A mysterious mist rolls over the town of Bridgeville, Maine and is found to be harbouring all manner of murderous beasts and anomalies. The survivors find themselves trapped in a shopping mall, a church, and a hospital as they try to work out how to survive both the creatures outside and each other.

The show did away with the brutal original ending in favour of a cliff hanger, but by the time the final episode aired The Mist had already been cancelled after a steep fall in ratings after the initial episodes.

Salem’s Lot (Now TV)

At only two episodes this is the very definition of a miniseries, but the 1979 adaptation of King’s vampire novel has aged surprisingly well.

The story follows an author who returns to his hometown and realises the inhabitants are turning into vampires. Unsurprisingly, he finds it very difficult to convince many people that this is the case.
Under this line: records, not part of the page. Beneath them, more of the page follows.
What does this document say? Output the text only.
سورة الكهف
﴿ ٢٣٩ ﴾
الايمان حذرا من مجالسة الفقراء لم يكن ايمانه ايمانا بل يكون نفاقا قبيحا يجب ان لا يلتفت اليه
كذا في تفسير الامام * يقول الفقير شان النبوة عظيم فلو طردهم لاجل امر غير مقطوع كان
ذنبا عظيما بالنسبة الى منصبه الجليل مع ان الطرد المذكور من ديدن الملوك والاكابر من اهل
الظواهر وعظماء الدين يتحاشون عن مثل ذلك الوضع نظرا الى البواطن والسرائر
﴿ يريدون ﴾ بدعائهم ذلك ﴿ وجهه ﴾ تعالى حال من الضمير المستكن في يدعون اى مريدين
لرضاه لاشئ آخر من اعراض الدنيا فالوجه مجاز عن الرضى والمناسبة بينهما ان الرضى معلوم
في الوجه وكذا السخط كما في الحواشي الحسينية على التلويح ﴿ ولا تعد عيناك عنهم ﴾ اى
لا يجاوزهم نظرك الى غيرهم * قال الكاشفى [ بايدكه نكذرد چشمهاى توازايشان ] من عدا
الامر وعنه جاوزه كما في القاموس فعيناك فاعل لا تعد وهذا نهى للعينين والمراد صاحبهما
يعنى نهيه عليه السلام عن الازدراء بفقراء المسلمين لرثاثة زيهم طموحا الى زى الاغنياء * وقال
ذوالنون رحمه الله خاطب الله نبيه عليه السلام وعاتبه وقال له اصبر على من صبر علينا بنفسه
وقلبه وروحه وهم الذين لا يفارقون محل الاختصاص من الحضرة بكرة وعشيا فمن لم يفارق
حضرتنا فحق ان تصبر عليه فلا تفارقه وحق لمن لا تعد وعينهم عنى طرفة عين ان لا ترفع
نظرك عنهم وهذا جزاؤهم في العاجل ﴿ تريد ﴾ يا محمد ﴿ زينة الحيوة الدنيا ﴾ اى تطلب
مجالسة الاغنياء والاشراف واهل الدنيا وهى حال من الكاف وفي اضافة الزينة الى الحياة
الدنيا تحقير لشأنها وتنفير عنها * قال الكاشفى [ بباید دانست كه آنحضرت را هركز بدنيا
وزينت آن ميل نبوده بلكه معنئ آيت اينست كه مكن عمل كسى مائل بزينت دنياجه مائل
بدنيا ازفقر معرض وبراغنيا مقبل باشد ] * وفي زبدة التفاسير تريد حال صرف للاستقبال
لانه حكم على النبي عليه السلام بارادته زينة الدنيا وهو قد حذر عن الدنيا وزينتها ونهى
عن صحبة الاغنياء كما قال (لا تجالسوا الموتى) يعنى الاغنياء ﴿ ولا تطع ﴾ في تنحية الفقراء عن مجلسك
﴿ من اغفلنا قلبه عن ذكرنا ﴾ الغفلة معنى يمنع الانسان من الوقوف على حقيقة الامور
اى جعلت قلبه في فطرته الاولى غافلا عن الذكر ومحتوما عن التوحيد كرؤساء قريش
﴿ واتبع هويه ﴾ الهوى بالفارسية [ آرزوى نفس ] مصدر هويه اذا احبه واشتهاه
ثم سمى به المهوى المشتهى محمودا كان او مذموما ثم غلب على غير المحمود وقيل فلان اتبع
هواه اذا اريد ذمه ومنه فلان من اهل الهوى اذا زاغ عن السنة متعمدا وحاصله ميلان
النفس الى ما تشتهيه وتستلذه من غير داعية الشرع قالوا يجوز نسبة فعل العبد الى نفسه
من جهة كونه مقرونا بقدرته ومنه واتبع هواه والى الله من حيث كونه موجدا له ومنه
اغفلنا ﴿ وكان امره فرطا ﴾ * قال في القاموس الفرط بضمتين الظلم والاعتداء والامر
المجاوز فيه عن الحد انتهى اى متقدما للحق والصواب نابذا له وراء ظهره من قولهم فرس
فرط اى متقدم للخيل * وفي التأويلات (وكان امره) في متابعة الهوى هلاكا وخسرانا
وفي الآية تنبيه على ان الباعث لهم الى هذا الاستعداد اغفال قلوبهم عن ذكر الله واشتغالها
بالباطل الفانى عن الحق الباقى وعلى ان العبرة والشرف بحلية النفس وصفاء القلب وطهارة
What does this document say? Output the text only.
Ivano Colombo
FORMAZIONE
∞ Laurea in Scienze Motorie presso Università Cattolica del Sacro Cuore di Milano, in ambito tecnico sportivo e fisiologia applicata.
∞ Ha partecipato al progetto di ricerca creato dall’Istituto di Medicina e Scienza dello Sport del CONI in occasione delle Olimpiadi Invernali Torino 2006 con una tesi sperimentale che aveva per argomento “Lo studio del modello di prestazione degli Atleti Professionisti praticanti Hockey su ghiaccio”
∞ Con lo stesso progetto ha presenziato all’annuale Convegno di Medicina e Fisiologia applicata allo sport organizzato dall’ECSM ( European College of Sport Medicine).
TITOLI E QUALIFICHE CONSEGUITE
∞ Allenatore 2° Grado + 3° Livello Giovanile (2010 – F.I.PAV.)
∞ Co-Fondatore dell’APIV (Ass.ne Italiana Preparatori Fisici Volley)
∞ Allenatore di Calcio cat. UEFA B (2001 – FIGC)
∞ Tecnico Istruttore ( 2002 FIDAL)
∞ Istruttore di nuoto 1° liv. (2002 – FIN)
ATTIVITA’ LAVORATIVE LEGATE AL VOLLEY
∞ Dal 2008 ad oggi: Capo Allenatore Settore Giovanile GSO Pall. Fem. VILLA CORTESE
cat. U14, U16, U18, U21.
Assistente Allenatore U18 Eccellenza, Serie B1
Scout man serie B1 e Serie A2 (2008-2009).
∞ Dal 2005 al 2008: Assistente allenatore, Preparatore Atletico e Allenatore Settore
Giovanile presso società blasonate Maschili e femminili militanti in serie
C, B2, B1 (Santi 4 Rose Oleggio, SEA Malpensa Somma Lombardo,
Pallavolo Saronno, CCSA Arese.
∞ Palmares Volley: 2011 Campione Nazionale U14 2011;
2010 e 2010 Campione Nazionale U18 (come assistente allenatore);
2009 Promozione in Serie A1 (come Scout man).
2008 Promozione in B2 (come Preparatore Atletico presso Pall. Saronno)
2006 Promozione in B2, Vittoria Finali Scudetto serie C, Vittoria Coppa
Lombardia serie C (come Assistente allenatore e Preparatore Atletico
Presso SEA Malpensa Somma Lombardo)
The scene where young victim Ralphie Glick returns to his home as a vampire and convinces his brother Danny to let him into his bedroom is every bit as haunting on screen as it is on the page, and lives particularly long in the memory.

The Strain (Disney Plus)

The Strain follows the outbreak of a plague in New York City which turns swathes of the population into nocturnal, blood-sucking creatures. Yes ok, vampires again.
Trying to stop the plague and bring down the mysterious Master are a small band of allies that unite around a wizened pawnbroker and holocaust survivor played by David Bradley, possibly better known for playing Filch in the Harry Potter films.
It’s not the most cerebral show ever made, but it keeps you guessing as it zips through its four seasons and provides a new take on an old story.